Da qui la grande responsabilità di chi riceve la notizia. Cosa devo fare? E’ la domanda che spesso mi sento dire come avvocato da chi mi contatta perché ha saputo di violenze. 

Ancor più urgente e pressante sono le richieste di un consiglio quando vengono a sapere che le presunte violenze si consumano  in un contesto domestico  dove sono custodite delle armi.

E’ sufficiente una segnalazione alla Questura e, nella maggior parte dei casi, in via cautelativa e preventiva le armi vengono sequestrate.
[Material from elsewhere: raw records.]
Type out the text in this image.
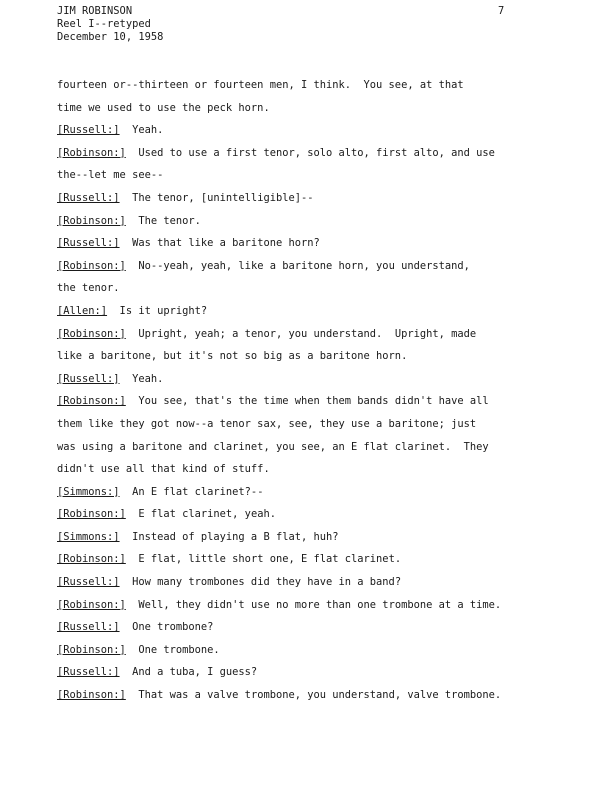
JIM ROBINSON
Reel I--retyped
December 10, 1958
7
fourteen or--thirteen or fourteen men, I think.  You see, at that
time we used to use the peck horn.
[Russell:]  Yeah.
[Robinson:]  Used to use a first tenor, solo alto, first alto, and use
the--let me see--
[Russell:]  The tenor, [unintelligible]--
[Robinson:]  The tenor.
[Russell:]  Was that like a baritone horn?
[Robinson:]  No--yeah, yeah, like a baritone horn, you understand,
the tenor.
[Allen:]  Is it upright?
[Robinson:]  Upright, yeah; a tenor, you understand.  Upright, made
like a baritone, but it's not so big as a baritone horn.
[Russell:]  Yeah.
[Robinson:]  You see, that's the time when them bands didn't have all
them like they got now--a tenor sax, see, they use a baritone; just
was using a baritone and clarinet, you see, an E flat clarinet.  They
didn't use all that kind of stuff.
[Simmons:]  An E flat clarinet?--
[Robinson:]  E flat clarinet, yeah.
[Simmons:]  Instead of playing a B flat, huh?
[Robinson:]  E flat, little short one, E flat clarinet.
[Russell:]  How many trombones did they have in a band?
[Robinson:]  Well, they didn't use no more than one trombone at a time.
[Russell:]  One trombone?
[Robinson:]  One trombone.
[Russell:]  And a tuba, I guess?
[Robinson:]  That was a valve trombone, you understand, valve trombone.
Vediamo di capire meglio la ragione di tali provvedimenti che possono sembrare drastici e i presupposti per la loro emissione. 

Con la sentenza del 21 dicembre 2017, il TAR Lazio ha fornito alcune interessanti precisazioni in tema di revoca del porto d’armi (sentenza n. 12582 del 21.12.2017).
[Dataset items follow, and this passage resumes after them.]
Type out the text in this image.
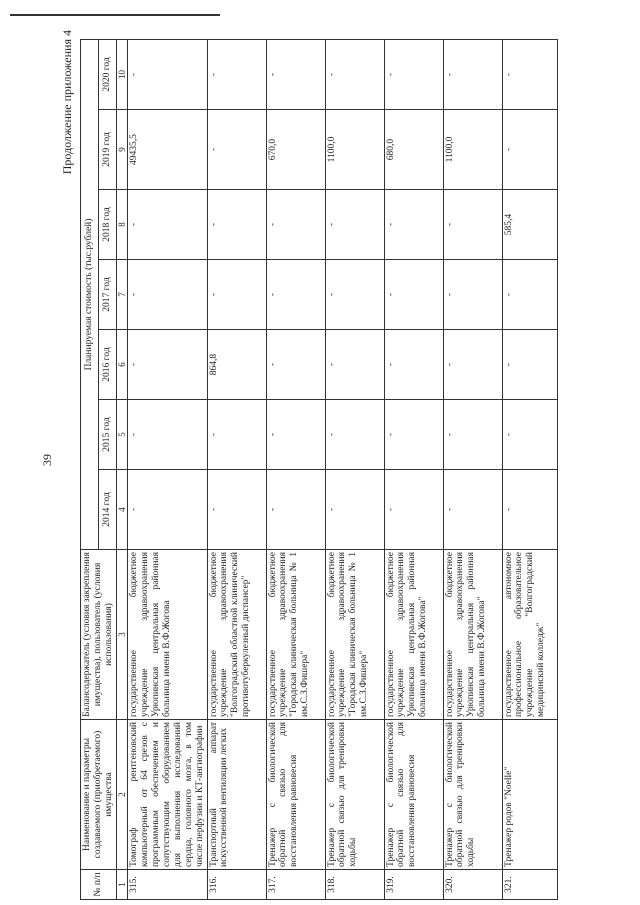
39
Продолжение приложения 4
№ п/п	Наименование и параметры создаваемого (приобретаемого) имущества	Балансодержатель (условия закрепления имущества), пользователь (условия использования)	Планируемая стоимость (тыс.рублей)						
			2014 год	2015 год	2016 год	2017 год	2018 год	2019 год	2020 год
1	2	3	4	5	6	7	8	9	10
315.	Томограф рентгеновский компьютерный от 64 срезов с программным обеспечением и сопутствующим оборудованием для выполнения исследований сердца, головного мозга, в том числе перфузии и КТ-ангиографии	государственное бюджетное учреждение здравоохранения Урюпинская центральная районная больница имени В.Ф.Жогова	-	-	-	-	-	49435,5	-
316.	Транспортный аппарат искусственной вентиляции легких	государственное бюджетное учреждение здравоохранения "Волгоградский областной клинический противотуберкулезный диспансер"	-	-	864,8	-	-	-	-
317.	Тренажер с биологической обратной связью для восстановления равновесия	государственное бюджетное учреждение здравоохранения "Городская клиническая больница № 1 им.С.З.Фишера"	-	-	-	-	-	670,0	-
318.	Тренажер с биологической обратной связью для тренировки ходьбы	государственное бюджетное учреждение здравоохранения "Городская клиническая больница № 1 им.С.З.Фишера"	-	-	-	-	-	1100,0	-
319.	Тренажер с биологической обратной связью для восстановления равновесия	государственное бюджетное учреждение здравоохранения Урюпинская центральная районная больница имени В.Ф.Жогова"	-	-	-	-	-	680,0	-
320.	Тренажер с биологической обратной связью для тренировки ходьбы	государственное бюджетное учреждение здравоохранения Урюпинская центральная районная больница имени В.Ф.Жогова"	-	-	-	-	-	1100,0	-
321.	Тренажер родов "Noelle"	государственное автономное профессиональное образовательное учреждение "Волгоградский медицинский колледж"	-	-	-	-	585,4	-	-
Protagonista del caso sottoposto all’esame del TAR Lazio era un cacciatore che aveva impugnato i provvedimenti con cui la Questura di Roma gli aveva revocato il porto d’armi (relativo ad un fucile ad uso caccia) e la Prefettura gli aveva vietato di “detenere armi, munizioni e materiale esplodente”.

La Questura aveva motivato il proprio provvedimento dichiarando che il soggetto in questione, in diverse occasioni, aveva manifestato “comportamenti aggressivi e minacciosi nei confronti dei genitori arrivando in alcune occasioni anche allo scontro fisico”.

Ritenendo la decisione ingiusta, il detentore del porto d’armi aveva deciso di rivolgersi al TAR, nella speranza di ottenere l’annullamento dei provvedimenti emessi nei suoi confronti.

Il TAR rigettava l’impugnazione e confermava la legittimità dei provvedimenti adottati nei suoi confronti.

Precisava il TAR, in proposito, che il potere riconosciuto all’Amministrazione in materia di armi (art. 11 T.U.L.P.S.), è caratterizzato da “elevata discrezionalità, in considerazione dei rischi di commissione di illeciti connessi al possesso delle stesse”.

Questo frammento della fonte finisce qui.